Innovations in modeling complex data structures need to be planned for and then craft-fully executed (Little, Wang, and Gorrall, in press). Here, the frequently mixtured and often messy multilevel nature of multivariate data (typically made sparse by the many mechanisms of missing data) coupled with the moderating and mediating mechanisms in multiply caused outcomes makes for a massively challenging modeling process. It also makes today’s research so much fun! And, lest I forgot something: et cetera.

*Author Note

This text is the prepublication version of the one wish essay Dr. Little contributed to the special issue of Research on Human Development edited by Richard A. Settersten Jr. & Megan McClelland. The special issue can be down loaded at http://www.tandfonline.com/toc/hrhd20/12/3-4 and the published version of this article is available here.

Todd D. Little is founder and director his annual Stats Camp (statscamp.org) and the director of the Institute for Measurement, Methodology, Analysis, and Policy (IMMAP) at Texas Tech University. He is a professor in the Research, Evaluation, Measurement, and Statistic Program of the Educational Psychology Department at TTU.

Special thanks to Gregory R. Hancock, Katherine E. Masyn, Annegret Hannawa, Patricia H. Hawley, my team of personnel in IMMAP, and the editors for their helpful comments and suggestions. I would also like to express my gratitude to my many colleagues, such as those in the Society of Multivariate Experimental Psychology, for regularly stimulating me with methodological innovation and rigor. I’d like to also acknowledge the many methodologically oriented conferences and subprograms that provide a forum for viewing and presenting methodological innovations.

Download the published version of this article (PDF)

References:

Enders, C. K. (2010). Applied missing data analysis. New York: Guilford.

Graham, J. (2012). Missing data: Analysis and design. New York: Springer.

Likert, R. (1932). A technique for the measurement of attitudes. Archives of Psychology, 140, 5-55.

Little, T. D. (2013). Longitudinal structural equation modeling. New York: Guilford.

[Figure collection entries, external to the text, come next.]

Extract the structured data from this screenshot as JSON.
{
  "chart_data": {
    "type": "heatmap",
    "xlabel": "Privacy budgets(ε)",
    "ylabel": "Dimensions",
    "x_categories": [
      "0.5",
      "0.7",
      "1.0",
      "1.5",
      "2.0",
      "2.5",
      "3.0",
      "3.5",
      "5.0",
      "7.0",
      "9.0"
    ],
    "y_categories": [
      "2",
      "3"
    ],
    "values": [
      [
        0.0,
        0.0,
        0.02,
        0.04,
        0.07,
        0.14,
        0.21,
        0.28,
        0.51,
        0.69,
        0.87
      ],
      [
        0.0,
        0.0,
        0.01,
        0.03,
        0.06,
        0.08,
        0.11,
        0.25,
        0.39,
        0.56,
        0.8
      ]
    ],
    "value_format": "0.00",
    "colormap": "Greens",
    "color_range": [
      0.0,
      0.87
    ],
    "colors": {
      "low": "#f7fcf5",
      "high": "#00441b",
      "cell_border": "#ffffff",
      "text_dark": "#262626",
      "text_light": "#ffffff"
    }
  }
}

Little, T. D., Jorgensen, T. D., Lang, K. M., & Moore, E. W. G. (2014). On the joys of missing data. Journal of Pediatric Psychology, 39, 151-162.

Little, T. D., Wang, E. W., & Gorrall, B. K. (in press). The past, present, and future of developmental methodology. In N. A. Card (Ed.), Developmental methodology; Monographs of the Society for Research in Child Development.

Mehta, P. (2015). xxM Reference Guide. Houston, TX: Author.

van Buuren, S. (2012). Flexible imputation of missing data. Boca Raton, FL: CRC Press.